First off was the German/ Japanese Danjulo Ishizaka, the youngest at 25, in works by Cassadó and Tchaikovsky. At once in Cassadó's Requiebros, Ishizaka's determination was palpable, pressing down hard on the strings but producing widely varying colours. It was in the soulfulness of the Tchaikovsky - the Pezzo Capriccioso and Rococo Variations - that the mature musician was exposed, wonderfully uniting the disparate Rococo into a seamless work. The elegant phrasing, the intent listening to himself, the risks taken but controlled, the noble sound, all announced a player of stunning gift.
Then came the Israeli, Gavril Lipkind. Two more contrasting players would be hard to find. And after the third player, Li-Wei, it became even more obvious that Lipkind is a total one-off. Brooding beneath a shock of black curls, he plays as if possessed. In none of his four works - Martinu's Variations on a Slovak Theme, Cassadó's Suite for Solo Cello, Wieniawski's Scherzo-Tarantelle or Popper's Serenade and Elfentanz - was there any sense of anything conventional. This was edge-of-your-seat, white knuckle playing, troubled and troubling, little given to the audience, little obvious enjoyment, ferocious technical difficulties breezed through.
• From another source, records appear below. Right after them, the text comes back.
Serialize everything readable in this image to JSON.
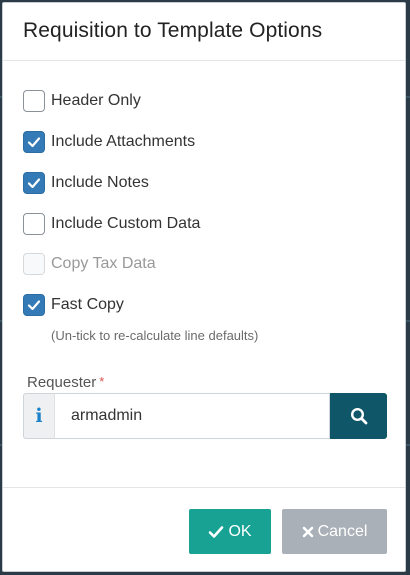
{
  "dialog": {
    "title": "Requisition to Template Options"
  },
  "options": [
    {
      "label": "Header Only",
      "checked": false,
      "disabled": false
    },
    {
      "label": "Include Attachments",
      "checked": true,
      "disabled": false
    },
    {
      "label": "Include Notes",
      "checked": true,
      "disabled": false
    },
    {
      "label": "Include Custom Data",
      "checked": false,
      "disabled": false
    },
    {
      "label": "Copy Tax Data",
      "checked": false,
      "disabled": true
    },
    {
      "label": "Fast Copy",
      "checked": true,
      "disabled": false
    }
  ],
  "fast_copy_hint": "(Un-tick to re-calculate line defaults)",
  "requester": {
    "label": "Requester",
    "required_marker": "*",
    "info_glyph": "i",
    "value": "armadmin"
  },
  "footer": {
    "ok_label": "OK",
    "cancel_label": "Cancel"
  },
  "colors": {
    "checkbox_checked": "#337ab7",
    "search_button": "#0f5668",
    "ok_button": "#17a293",
    "cancel_button": "#a9b0b7",
    "required_star": "#d9534f",
    "info_icon": "#1d82c9"
  },
  "icons": {
    "checkbox_check": "check-icon",
    "requester_info": "info-icon",
    "requester_search": "search-icon",
    "ok": "check-icon",
    "cancel": "close-icon"
  }
}
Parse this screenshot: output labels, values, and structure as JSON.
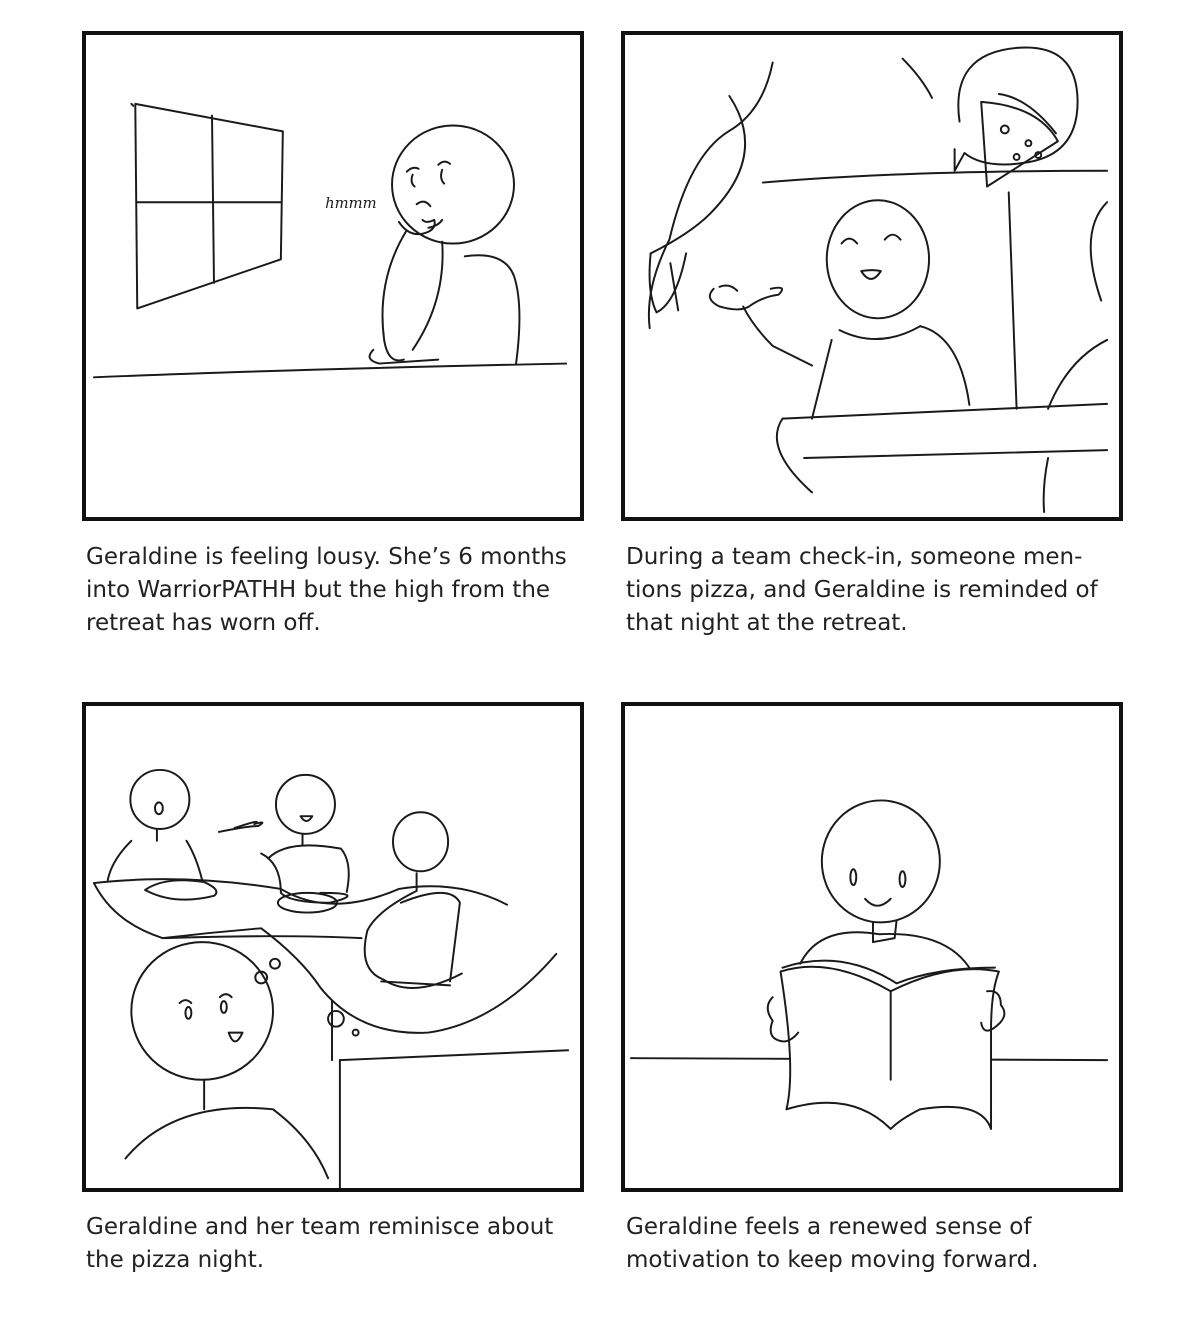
{
  "panels": [
    {
      "id": "panel-1",
      "caption": "Geraldine is feeling lousy. She’s 6 months into WarriorPATHH but the high from the retreat has worn off.",
      "sound_effect": "hmmm"
    },
    {
      "id": "panel-2",
      "caption": "During a team check-in, someone men-tions pizza, and Geraldine is reminded of that night at the retreat."
    },
    {
      "id": "panel-3",
      "caption": "Geraldine and her team reminisce about the pizza night."
    },
    {
      "id": "panel-4",
      "caption": "Geraldine feels a renewed sense of motivation to keep moving forward."
    }
  ],
  "icons": [
    "thinking-figure",
    "window",
    "pizza-slice-thought-bubble",
    "laughing-figure",
    "dinner-table-memory",
    "thought-bubble",
    "reading-figure",
    "open-book"
  ]
}
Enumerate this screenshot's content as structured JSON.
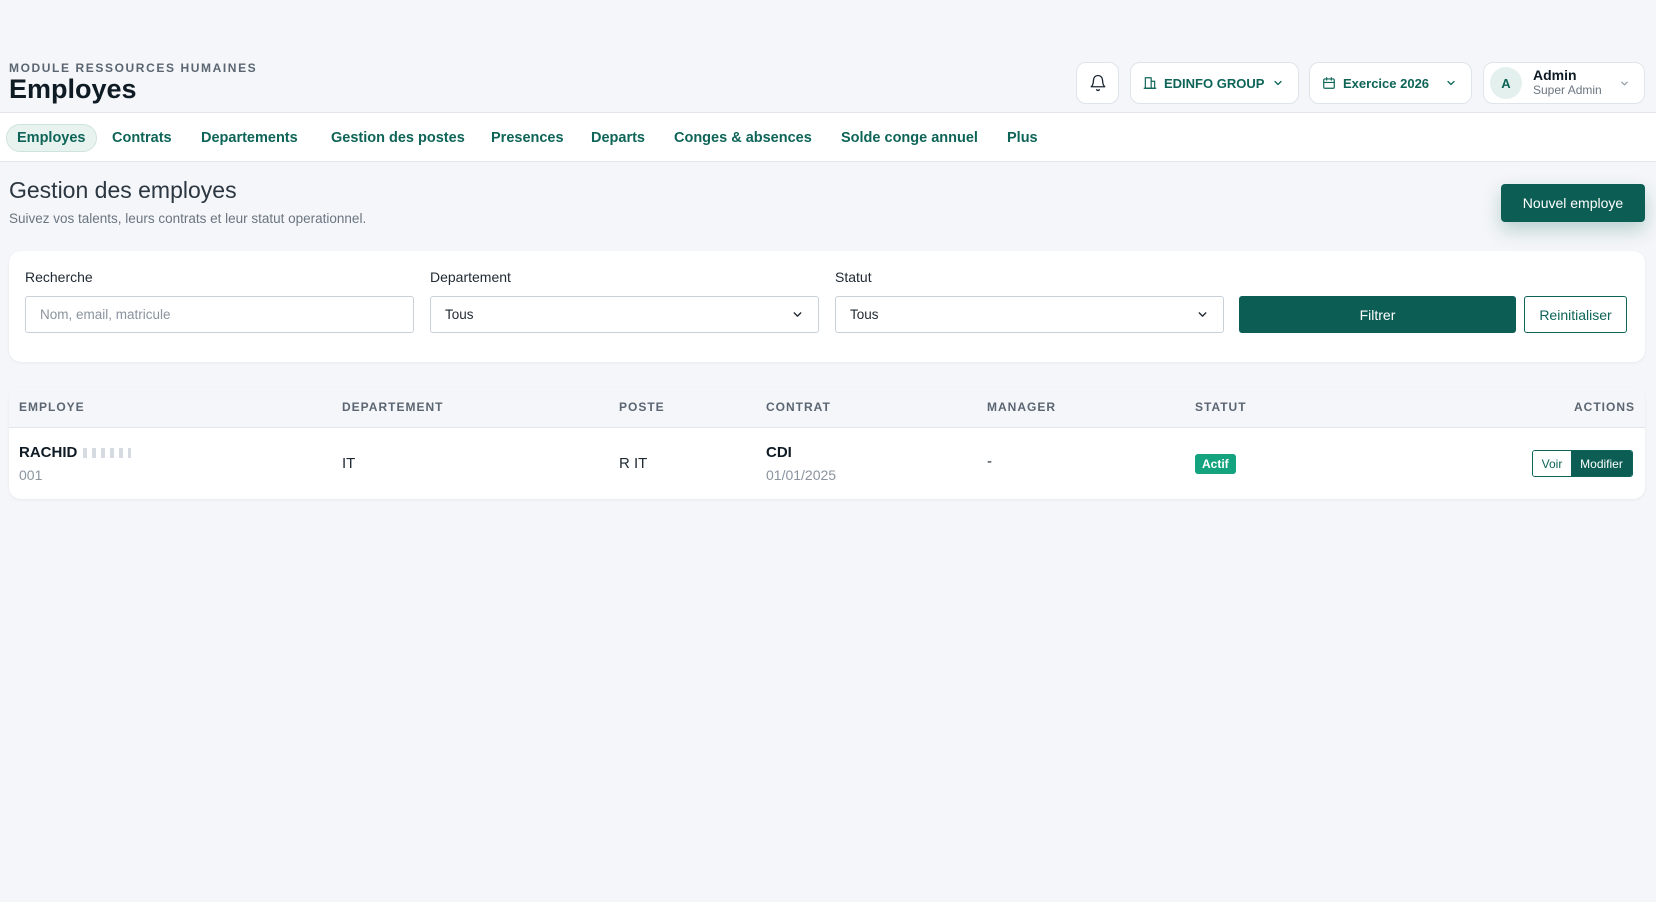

Only when he announced an encore in the softest voice - two movements by P. Ben-Haim which Lipkind dedicated to the tragedies of the Middle East - did he appear perhaps human.
And then it was the Chinese Li-Wei's turn. He already has a formidable reputation in the UK, having performed at the Proms to rapturous approval. The only player to perform 18th-century music, his Locatelli Sonata in D was simply breathtaking. Using the minutest amount of bow, he demonstrated up-bow and down-bow staccato at such speed and clarity as though it was something of no difficulty at all. After Schumann's Adagio and Allegro and Paganini's Variations on One String, an encore of Rostropovich's Humoresque was utterly awesome. Wonderful to see an audience dumbfounded.